“Oh, they can!” The big man’s face expressed varying feelings—vague wonder; at the same time he began to edge cautiously away. “That would be a nice plant, wouldn’t it? Let’s out of this, blokies!” suddenly, “this cove knows too much, and—”
“Wait!” Steele stepped slightly toward him. “I want you, Tom Rogers, and I’m going to have you; it’ll be quids in your pocket and not Newgate.”
“Slope for it, mates!” The big man’s voice rang out; around the corner in the direction of the Thames the burly figure of a policeman appeared in the dim light. “That’s his little game!” and turned.
But John Steele sprang savagely forward. “You fool! You’ll not get away so easily!” he exclaimed, when one of the others put out a foot. It caught the pursuing man fairly and tripped him. John Steele went down hard; his head struck the stone curb violently.
For some moments he lay still; when at length he did move, to lift himself on his elbow, as through a mist he made out the broad and solicitous face of a policeman bending over him.
“That was a nasty fall you got, sir.”
“Fall?” John Steele arose, stood swaying. “That man!—must not escape—Do you hear? must not!” As he spoke he made as if to rush forward; the other laid steadying fingers on his arm.

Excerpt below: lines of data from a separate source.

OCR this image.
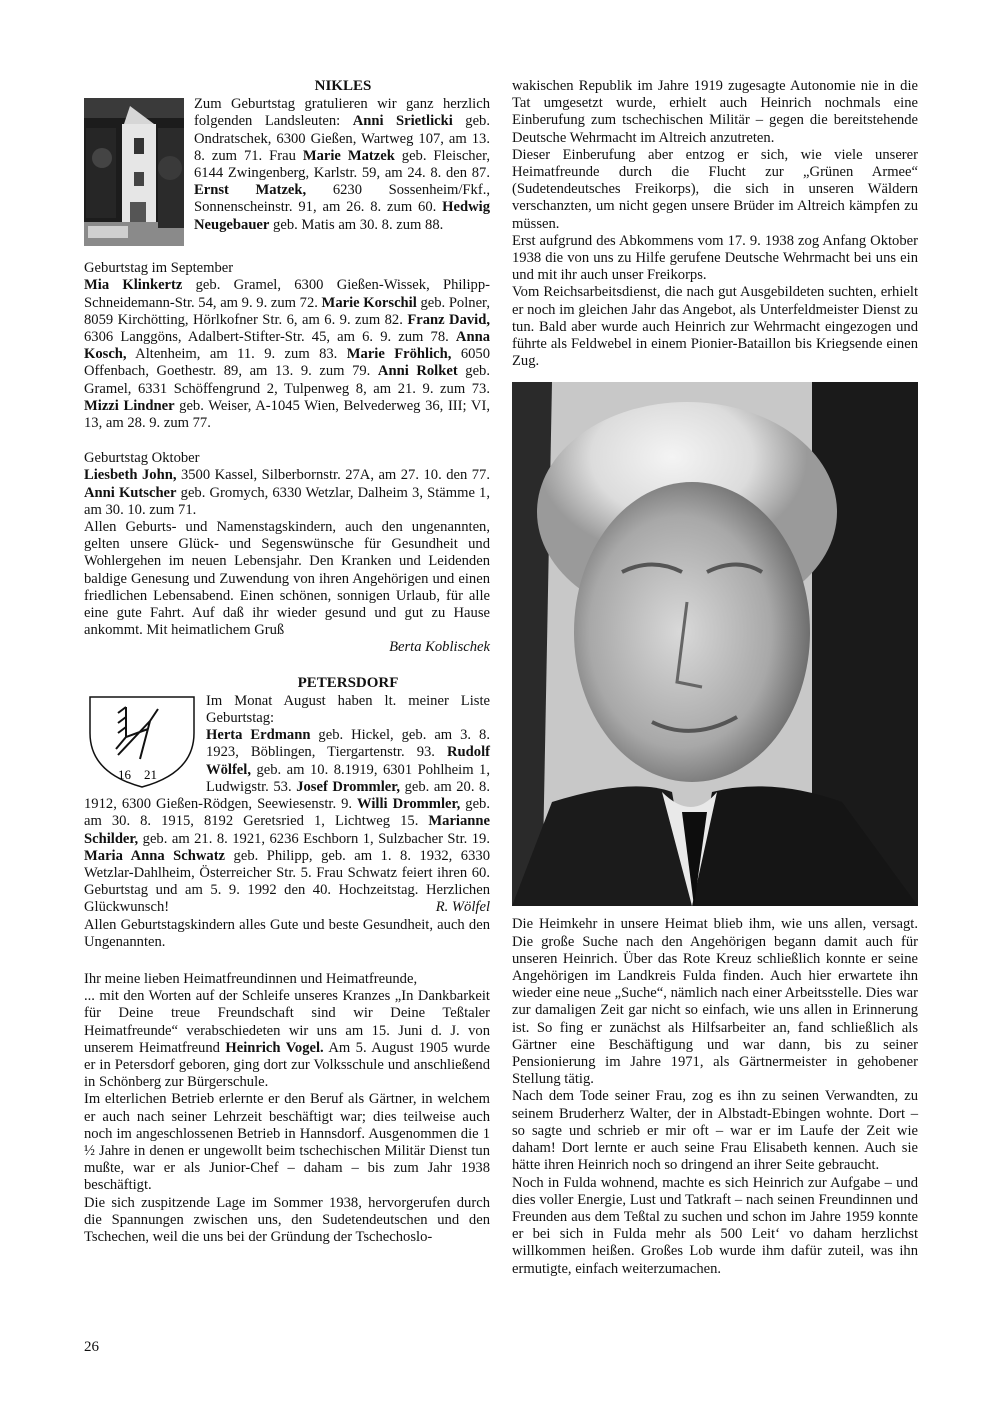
NIKLES

Zum Geburtstag gratulieren wir ganz herzlich folgenden Landsleuten: Anni Srietlicki geb. Ondratschek, 6300 Gießen, Wartweg 107, am 13. 8. zum 71. Frau Marie Matzek geb. Fleischer, 6144 Zwingenberg, Karlstr. 59, am 24. 8. den 87. Ernst Matzek, 6230 Sossenheim/Fkf., Sonnenscheinstr. 91, am 26. 8. zum 60. Hedwig Neugebauer geb. Matis am 30. 8. zum 88.

Geburtstag im September

Mia Klinkertz geb. Gramel, 6300 Gießen-Wissek, Philipp-Schneidemann-Str. 54, am 9. 9. zum 72. Marie Korschil geb. Polner, 8059 Kirchötting, Hörlkofner Str. 6, am 6. 9. zum 82. Franz David, 6306 Langgöns, Adalbert-Stifter-Str. 45, am 6. 9. zum 78. Anna Kosch, Altenheim, am 11. 9. zum 83. Marie Fröhlich, 6050 Offenbach, Goethestr. 89, am 13. 9. zum 79. Anni Rolket geb. Gramel, 6331 Schöffengrund 2, Tulpenweg 8, am 21. 9. zum 73. Mizzi Lindner geb. Weiser, A-1045 Wien, Belvederweg 36, III; VI, 13, am 28. 9. zum 77.

Geburtstag Oktober

Liesbeth John, 3500 Kassel, Silberbornstr. 27A, am 27. 10. den 77. Anni Kutscher geb. Gromych, 6330 Wetzlar, Dalheim 3, Stämme 1, am 30. 10. zum 71.

Allen Geburts- und Namenstagskindern, auch den ungenannten, gelten unsere Glück- und Segenswünsche für Gesundheit und Wohlergehen im neuen Lebensjahr. Den Kranken und Leidenden baldige Genesung und Zuwendung von ihren Angehörigen und einen friedlichen Lebensabend. Einen schönen, sonnigen Urlaub, für alle eine gute Fahrt. Auf daß ihr wieder gesund und gut zu Hause ankommt. Mit heimatlichem Gruß

Berta Koblischek

PETERSDORF
16 21

Im Monat August haben lt. meiner Liste Geburtstag:

Herta Erdmann geb. Hickel, geb. am 3. 8. 1923, Böblingen, Tiergartenstr. 93. Rudolf Wölfel, geb. am 10. 8.1919, 6301 Pohlheim 1, Ludwigstr. 53. Josef Drommler, geb. am 20. 8. 1912, 6300 Gießen-Rödgen, Seewiesenstr. 9. Willi Drommler, geb. am 30. 8. 1915, 8192 Geretsried 1, Lichtweg 15. Marianne Schilder, geb. am 21. 8. 1921, 6236 Eschborn 1, Sulzbacher Str. 19. Maria Anna Schwatz geb. Philipp, geb. am 1. 8. 1932, 6330 Wetzlar-Dahlheim, Österreicher Str. 5. Frau Schwatz feiert ihren 60. Geburtstag und am 5. 9. 1992 den 40. Hochzeitstag. Herzlichen Glückwunsch!	R. Wölfel

Allen Geburtstagskindern alles Gute und beste Gesundheit, auch den Ungenannten.

Ihr meine lieben Heimatfreundinnen und Heimatfreunde,

... mit den Worten auf der Schleife unseres Kranzes „In Dankbarkeit für Deine treue Freundschaft sind wir Deine Teßtaler Heimatfreunde“ verabschiedeten wir uns am 15. Juni d. J. von unserem Heimatfreund Heinrich Vogel. Am 5. August 1905 wurde er in Petersdorf geboren, ging dort zur Volksschule und anschließend in Schönberg zur Bürgerschule.

Im elterlichen Betrieb erlernte er den Beruf als Gärtner, in welchem er auch nach seiner Lehrzeit beschäftigt war; dies teilweise auch noch im angeschlossenen Betrieb in Hannsdorf. Ausgenommen die 1 ½ Jahre in denen er ungewollt beim tschechischen Militär Dienst tun mußte, war er als Junior-Chef – daham – bis zum Jahr 1938 beschäftigt.

Die sich zuspitzende Lage im Sommer 1938, hervorgerufen durch die Spannungen zwischen uns, den Sudetendeutschen und den Tschechen, weil die uns bei der Gründung der Tschechoslo-

wakischen Republik im Jahre 1919 zugesagte Autonomie nie in die Tat umgesetzt wurde, erhielt auch Heinrich nochmals eine Einberufung zum tschechischen Militär – gegen die bereitstehende Deutsche Wehrmacht im Altreich anzutreten.

Dieser Einberufung aber entzog er sich, wie viele unserer Heimatfreunde durch die Flucht zur „Grünen Armee“ (Sudetendeutsches Freikorps), die sich in unseren Wäldern verschanzten, um nicht gegen unsere Brüder im Altreich kämpfen zu müssen.

Erst aufgrund des Abkommens vom 17. 9. 1938 zog Anfang Oktober 1938 die von uns zu Hilfe gerufene Deutsche Wehrmacht bei uns ein und mit ihr auch unser Freikorps.

Vom Reichsarbeitsdienst, die nach gut Ausgebildeten suchten, erhielt er noch im gleichen Jahr das Angebot, als Unterfeldmeister Dienst zu tun. Bald aber wurde auch Heinrich zur Wehrmacht eingezogen und führte als Feldwebel in einem Pionier-Bataillon bis Kriegsende einen Zug.

Die Heimkehr in unsere Heimat blieb ihm, wie uns allen, versagt. Die große Suche nach den Angehörigen begann damit auch für unseren Heinrich. Über das Rote Kreuz schließlich konnte er seine Angehörigen im Landkreis Fulda finden. Auch hier erwartete ihn wieder eine neue „Suche“, nämlich nach einer Arbeitsstelle. Dies war zur damaligen Zeit gar nicht so einfach, wie uns allen in Erinnerung ist. So fing er zunächst als Hilfsarbeiter an, fand schließlich als Gärtner eine Beschäftigung und war dann, bis zu seiner Pensionierung im Jahre 1971, als Gärtnermeister in gehobener Stellung tätig.

Nach dem Tode seiner Frau, zog es ihn zu seinen Verwandten, zu seinem Bruderherz Walter, der in Albstadt-Ebingen wohnte. Dort – so sagte und schrieb er mir oft – war er im Laufe der Zeit wie daham! Dort lernte er auch seine Frau Elisabeth kennen. Auch sie hätte ihren Heinrich noch so dringend an ihrer Seite gebraucht.

Noch in Fulda wohnend, machte es sich Heinrich zur Aufgabe – und dies voller Energie, Lust und Tatkraft – nach seinen Freundinnen und Freunden aus dem Teßtal zu suchen und schon im Jahre 1959 konnte er bei sich in Fulda mehr als 500 Leit‘ vo daham herzlichst willkommen heißen. Großes Lob wurde ihm dafür zuteil, was ihn ermutigte, einfach weiterzumachen.

26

“Hold hard a bit, sir,” he said. “Not quite yourself; besides, they’re well out of sight now. No use running after.”
Steele moved, grasped the railing leading up the front step; his brow throbbed; a thousand darting pains shot through his brain. But for the moment these physical pangs were as nothing; disappointment, self-reproach moved him. To have allowed himself to go down like that; to have been caught by such a simple trick! Clumsy clod!—and at a moment when—He laughed fiercely; from his head the blood flowed; he did not feel that hurt now.
The officer regarded the strong, noble figure moving just a little to and fro, the lips set ironically, the dark eyes that gleamed in the night as with sardonic derision.
“Pardon me, sir,” he said in a brisker tone, “but hadn’t we better go in? This, I take it, is your house; you can look after yourself somewhat, and afterward describe your assailants. Then we’ll start out to find and arrest them, if possible!”
“Arrest?” John Steele looked at the officer; his gaze slowly regained its accustomed steadiness. “I am afraid I can’t help you; the darkness, the suddenness of the attack—”
“But surely you must have noticed something, sir; whether they were large, or small; what sort of clothes they wore—” The other shook his head; the man appeared disappointed. “Well, I’ll make a report of the attack, but—”
Steele loosened his hold on the railing; he appeared now to have recovered his strength. “That’s just what I don’t want you to do. My name is John Steele, you know of me?” And, as the other returned a respectful affirmative, “It is my desire to escape any notoriety in this little matter, you understand? As one whose profession brings him in connection with these people, the episode seems rather anomalous as well as humiliating. It might even,” his accents had a covert mocking sound, “furnish a paragraph for one of the comic weeklies. So you see—” Something passed from his hand to the policeman’s.